Hasan straightened. "Yes, Prime Minister."

He moved toward the door and dialed the secured phone on the wall. “Commander you are a go. Execute. Execute.” He then hung up. Admiral Ozbal stood up. Tural followed. Akın pushed back his chair.

"Kaan, stay," she said. "The rest of you are dismissed."

The rest of the generals left the room as the door closed behind them. In the corridor outside, Akın fell into step beside Cemal. They walked in the same direction without discussing it.

"The UAV question," Akın said. His voice was low.

Cemal didn't ask which question. "Our intelligence doesn't show it. No airframes, no ground control infrastructure, no deliveries at the Basra port."

"They have money. And Thailand has the ability to source it for them through Iran."

"They do," Cemal said. "But building that capability takes time and a supply chain. We've been watching the supply chain."

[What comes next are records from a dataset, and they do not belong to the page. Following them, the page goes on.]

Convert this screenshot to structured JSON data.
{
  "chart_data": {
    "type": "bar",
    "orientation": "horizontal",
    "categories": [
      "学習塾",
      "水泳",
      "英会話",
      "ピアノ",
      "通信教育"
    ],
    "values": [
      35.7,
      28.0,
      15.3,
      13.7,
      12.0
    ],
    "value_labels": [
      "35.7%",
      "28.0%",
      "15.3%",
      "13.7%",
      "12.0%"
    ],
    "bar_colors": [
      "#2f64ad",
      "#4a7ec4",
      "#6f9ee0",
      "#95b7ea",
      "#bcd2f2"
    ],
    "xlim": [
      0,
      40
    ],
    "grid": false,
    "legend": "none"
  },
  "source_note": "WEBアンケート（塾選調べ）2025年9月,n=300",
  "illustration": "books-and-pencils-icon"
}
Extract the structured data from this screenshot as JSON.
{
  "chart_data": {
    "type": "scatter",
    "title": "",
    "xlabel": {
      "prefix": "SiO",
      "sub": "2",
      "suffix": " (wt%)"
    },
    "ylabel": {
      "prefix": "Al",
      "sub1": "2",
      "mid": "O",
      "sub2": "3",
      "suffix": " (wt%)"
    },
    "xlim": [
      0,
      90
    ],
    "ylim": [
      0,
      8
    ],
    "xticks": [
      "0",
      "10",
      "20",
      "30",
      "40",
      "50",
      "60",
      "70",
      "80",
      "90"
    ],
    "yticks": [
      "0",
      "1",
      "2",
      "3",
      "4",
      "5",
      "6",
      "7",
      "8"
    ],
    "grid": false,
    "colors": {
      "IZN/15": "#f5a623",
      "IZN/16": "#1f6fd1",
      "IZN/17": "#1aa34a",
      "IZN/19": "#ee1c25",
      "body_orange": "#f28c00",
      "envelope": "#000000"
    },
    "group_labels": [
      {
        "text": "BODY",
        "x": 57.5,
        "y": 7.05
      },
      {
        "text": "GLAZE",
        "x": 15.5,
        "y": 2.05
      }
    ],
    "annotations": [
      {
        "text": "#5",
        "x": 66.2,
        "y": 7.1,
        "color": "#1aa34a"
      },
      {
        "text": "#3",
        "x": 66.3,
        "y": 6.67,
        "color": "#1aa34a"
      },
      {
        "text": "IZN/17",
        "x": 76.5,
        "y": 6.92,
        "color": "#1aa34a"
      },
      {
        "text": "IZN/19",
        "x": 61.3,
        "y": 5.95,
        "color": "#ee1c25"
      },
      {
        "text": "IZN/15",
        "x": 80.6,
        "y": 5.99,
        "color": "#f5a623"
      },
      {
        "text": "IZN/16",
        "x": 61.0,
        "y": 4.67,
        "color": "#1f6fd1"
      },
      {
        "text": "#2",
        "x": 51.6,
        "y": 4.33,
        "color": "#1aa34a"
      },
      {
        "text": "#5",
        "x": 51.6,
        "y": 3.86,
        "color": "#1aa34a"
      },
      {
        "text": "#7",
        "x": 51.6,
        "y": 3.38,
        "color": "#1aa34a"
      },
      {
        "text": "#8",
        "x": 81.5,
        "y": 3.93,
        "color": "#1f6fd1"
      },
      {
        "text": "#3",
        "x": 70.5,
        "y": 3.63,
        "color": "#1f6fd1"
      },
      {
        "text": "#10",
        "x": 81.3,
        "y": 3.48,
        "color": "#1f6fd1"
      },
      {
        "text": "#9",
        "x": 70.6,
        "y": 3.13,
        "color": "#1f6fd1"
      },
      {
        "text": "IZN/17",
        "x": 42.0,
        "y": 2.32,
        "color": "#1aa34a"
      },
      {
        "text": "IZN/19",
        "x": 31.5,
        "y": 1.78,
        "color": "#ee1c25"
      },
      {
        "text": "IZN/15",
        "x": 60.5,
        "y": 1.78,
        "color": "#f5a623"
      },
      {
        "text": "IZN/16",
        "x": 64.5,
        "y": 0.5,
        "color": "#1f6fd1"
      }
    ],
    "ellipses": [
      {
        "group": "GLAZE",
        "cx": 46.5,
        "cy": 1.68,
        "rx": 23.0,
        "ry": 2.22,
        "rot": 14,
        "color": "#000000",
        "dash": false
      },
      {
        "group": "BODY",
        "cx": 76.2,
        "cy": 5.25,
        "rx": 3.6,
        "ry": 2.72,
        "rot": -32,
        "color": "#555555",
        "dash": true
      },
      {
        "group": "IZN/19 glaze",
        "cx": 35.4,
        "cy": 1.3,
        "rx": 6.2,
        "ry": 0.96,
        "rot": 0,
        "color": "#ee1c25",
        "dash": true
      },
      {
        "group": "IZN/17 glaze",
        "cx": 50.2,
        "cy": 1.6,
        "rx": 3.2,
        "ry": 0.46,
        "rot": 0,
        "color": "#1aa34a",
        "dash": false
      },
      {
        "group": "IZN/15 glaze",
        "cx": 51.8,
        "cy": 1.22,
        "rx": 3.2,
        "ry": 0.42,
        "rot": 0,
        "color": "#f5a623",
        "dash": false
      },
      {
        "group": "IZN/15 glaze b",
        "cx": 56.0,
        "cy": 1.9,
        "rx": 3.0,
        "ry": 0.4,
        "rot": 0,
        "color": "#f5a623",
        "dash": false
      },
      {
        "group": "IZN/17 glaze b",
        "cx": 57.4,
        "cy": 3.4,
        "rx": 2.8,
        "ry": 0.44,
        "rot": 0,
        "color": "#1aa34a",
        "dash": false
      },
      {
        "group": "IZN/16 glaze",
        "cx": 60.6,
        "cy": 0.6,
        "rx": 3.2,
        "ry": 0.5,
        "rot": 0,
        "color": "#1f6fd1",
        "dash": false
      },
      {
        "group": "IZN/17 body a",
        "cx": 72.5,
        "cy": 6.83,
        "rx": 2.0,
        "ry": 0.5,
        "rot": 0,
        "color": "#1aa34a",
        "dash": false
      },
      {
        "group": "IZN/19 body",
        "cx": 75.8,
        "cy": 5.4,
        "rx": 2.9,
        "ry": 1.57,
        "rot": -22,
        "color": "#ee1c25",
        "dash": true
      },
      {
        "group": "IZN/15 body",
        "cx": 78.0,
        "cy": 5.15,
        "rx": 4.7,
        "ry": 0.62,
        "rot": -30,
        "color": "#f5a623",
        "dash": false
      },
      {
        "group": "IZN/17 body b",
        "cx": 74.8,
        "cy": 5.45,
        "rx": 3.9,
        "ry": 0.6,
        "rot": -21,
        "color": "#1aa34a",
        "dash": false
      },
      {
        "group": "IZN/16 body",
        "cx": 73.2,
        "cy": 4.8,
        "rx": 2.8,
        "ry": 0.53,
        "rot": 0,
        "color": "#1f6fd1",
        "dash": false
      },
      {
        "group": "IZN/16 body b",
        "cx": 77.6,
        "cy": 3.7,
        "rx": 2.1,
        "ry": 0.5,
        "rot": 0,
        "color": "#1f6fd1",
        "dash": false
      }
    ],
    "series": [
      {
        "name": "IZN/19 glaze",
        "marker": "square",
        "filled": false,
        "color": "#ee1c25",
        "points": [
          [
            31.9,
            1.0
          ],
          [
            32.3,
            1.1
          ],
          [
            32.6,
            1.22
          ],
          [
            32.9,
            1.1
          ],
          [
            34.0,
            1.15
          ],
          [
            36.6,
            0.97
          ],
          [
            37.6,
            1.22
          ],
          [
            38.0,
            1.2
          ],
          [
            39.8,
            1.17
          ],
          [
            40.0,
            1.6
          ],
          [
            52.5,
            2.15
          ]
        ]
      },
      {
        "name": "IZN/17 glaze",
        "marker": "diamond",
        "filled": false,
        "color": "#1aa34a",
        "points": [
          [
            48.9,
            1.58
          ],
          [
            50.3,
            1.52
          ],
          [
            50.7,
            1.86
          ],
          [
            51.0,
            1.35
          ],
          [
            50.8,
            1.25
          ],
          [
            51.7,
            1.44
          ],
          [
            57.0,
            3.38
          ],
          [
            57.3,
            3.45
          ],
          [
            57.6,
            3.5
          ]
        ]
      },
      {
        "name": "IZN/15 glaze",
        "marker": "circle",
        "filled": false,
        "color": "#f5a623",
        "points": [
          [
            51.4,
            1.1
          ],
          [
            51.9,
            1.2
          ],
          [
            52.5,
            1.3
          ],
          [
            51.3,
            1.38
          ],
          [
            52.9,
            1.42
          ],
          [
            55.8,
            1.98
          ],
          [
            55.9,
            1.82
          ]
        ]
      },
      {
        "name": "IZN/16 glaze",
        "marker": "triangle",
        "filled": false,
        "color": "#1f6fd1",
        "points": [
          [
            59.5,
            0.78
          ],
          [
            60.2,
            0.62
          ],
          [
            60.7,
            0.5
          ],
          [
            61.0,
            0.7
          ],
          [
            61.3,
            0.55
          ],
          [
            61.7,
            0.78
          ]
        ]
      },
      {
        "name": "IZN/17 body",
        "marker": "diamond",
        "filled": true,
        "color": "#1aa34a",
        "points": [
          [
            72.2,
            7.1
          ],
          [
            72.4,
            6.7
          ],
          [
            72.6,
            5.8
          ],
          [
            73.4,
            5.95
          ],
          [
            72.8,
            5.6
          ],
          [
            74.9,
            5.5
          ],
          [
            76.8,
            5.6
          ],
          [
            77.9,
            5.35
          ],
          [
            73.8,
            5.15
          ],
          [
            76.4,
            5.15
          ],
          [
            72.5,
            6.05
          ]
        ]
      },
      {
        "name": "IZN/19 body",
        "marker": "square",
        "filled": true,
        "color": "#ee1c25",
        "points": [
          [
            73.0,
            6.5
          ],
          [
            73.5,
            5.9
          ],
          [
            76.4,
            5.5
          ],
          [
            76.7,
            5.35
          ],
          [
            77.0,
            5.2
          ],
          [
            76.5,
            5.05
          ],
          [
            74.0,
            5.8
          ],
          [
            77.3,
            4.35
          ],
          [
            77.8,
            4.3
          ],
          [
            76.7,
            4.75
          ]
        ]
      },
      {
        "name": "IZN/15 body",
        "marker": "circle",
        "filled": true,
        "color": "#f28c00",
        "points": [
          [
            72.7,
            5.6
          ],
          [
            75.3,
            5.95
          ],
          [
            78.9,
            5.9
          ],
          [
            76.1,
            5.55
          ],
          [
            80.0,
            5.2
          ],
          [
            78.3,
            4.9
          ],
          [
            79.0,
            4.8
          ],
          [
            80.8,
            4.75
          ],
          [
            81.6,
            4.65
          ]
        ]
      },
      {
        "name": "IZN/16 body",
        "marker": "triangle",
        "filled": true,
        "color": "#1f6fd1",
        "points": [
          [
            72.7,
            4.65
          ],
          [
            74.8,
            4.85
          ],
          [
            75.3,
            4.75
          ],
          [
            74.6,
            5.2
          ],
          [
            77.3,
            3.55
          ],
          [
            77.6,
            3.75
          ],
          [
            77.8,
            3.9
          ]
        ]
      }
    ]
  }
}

Akın walked another few paces. "The CAP package is loaded with Sidewinders."

"I know."

"If something comes back at us…"

"Then the pilots deal with it." Cemal said it without inflection. "I don't think something comes back at us."

They turned the corner. The guard at the gate nodded as they passed.

"When's your next collection cycle?" Akın said.

"Forty-eight hours."

"Run it at twenty-four. Take a look for hangar-like structures that might usually house trucks or lorries. The group could be hiding them there."

Cemal looked at him. "I'll put in the request."

They walked the rest of the corridor without speaking.